Spike clambered off her back and resumed his pace beside her. Twilight squinted against the rising sun, which now lay directly before them. Its light glittered off the snow, adding to the growing sense of blindness Twilight felt. Despite the dazzle, she pressed forward, hoping a pegasus would push a cloud in front of the sun.

Now, I thought that the scene with the wolves would offer a change in pace, and it did, just not what I expected. That’s not a bad thing, as it does change it a little bit without betraying the overall tone of the story.
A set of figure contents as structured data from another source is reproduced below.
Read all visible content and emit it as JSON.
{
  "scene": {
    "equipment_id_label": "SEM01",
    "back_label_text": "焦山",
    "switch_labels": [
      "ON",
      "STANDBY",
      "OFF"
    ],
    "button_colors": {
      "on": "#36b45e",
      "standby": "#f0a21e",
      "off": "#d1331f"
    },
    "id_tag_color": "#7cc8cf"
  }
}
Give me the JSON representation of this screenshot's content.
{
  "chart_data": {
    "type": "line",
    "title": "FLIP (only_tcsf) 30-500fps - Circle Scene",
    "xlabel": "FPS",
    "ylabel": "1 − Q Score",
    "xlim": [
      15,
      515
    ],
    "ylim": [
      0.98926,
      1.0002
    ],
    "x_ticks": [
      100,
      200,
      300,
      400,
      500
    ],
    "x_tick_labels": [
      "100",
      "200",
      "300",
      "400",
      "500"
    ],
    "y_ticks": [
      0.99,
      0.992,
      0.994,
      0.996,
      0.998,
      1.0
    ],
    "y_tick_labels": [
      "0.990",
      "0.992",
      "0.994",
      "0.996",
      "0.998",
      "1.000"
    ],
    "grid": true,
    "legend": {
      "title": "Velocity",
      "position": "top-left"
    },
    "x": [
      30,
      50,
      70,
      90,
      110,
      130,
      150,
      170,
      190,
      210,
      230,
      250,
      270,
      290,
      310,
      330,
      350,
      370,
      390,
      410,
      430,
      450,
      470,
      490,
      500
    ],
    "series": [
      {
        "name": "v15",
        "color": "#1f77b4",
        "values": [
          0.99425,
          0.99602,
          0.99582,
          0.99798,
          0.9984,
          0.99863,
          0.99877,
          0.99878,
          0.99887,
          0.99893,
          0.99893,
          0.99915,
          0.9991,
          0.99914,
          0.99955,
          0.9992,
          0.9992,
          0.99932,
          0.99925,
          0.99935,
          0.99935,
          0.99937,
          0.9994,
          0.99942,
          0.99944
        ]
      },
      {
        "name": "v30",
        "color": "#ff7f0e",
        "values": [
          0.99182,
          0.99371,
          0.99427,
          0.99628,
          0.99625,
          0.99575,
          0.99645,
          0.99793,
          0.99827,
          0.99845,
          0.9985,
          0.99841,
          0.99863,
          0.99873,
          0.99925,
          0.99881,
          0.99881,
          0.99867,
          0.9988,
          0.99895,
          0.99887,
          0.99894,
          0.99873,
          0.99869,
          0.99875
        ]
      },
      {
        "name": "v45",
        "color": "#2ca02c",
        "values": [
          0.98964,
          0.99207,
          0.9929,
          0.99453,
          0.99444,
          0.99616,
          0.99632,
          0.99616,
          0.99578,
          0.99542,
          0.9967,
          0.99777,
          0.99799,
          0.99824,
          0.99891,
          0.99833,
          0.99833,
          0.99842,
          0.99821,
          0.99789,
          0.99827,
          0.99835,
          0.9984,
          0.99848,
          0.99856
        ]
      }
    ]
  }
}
Nice flourish at the finish, with the close of tying up all the loose ends. two different perspective offered: unnerving fear and solemn respect for the encounter. Thankfully, they were blinded by the sun enough to catch it.

Well done!

11148676
Thank you! This was a departure for me as well, so I’m glad people enjoy it. I really like the read-aloud linked in the description, I listen to it now and then on a bad day.

"She looks so peaceful," Spike said. "Hey, do you think her hearing is super strong since her eyes are closed?"

"I'm not sure that's how it works," Twilight answered, "but we better not disturb her."

i find it hard to write children well, and so was impressed with how on-the-nose this felt, overapplying a previous fact that was just learned.

Spike nodded. "It probably made our ears stronger, so we heard those wolves sneaking up on us."

and coming back to it again for the last line of dialogue in the piece was a great choice, contrasting the meditation on wolves with a bit of levity.

As the fire's shadows danced around her, Twilight relived her meeting with the wolves, picturing their thick, gray fur, narrow snouts and golden eyes. Her analytical side conjured facts and figures, from their preferred prey to their hunting patterns, and still the only feeling she could associate with the creatures was serenity.

really liked the contrast between the analytical and intuitive sides of Twilight here


the lush descwork really brings to mind the idea of mindfulness itself, which Twilight definitely practices here, and lets us drink in the details of this world as if we were right there with her, finding beauty and magic in something as simple and everyday as a winter walk. and the presence of the wolves, the touch of the wild and unknown, was also great here, as Ponyville's position by the Everfree always made it seem like a place halfway between tamed and untamed, making it a great setting for stories. this does truly feel like what a slice of life would be in such a place, and is a touching and genuine Twilight/Spike story besides.

11148917
Thank you! For a long time, I struggled with overdoing descriptions, and it seems I’ve struck a good balance with this one. I’m glad you enjoyed it as much as I do!

A nice meditative piece for a morning where it’s finally managed to crack 10℉.

11152653
It’s not that cold where I am, but I know the feeling!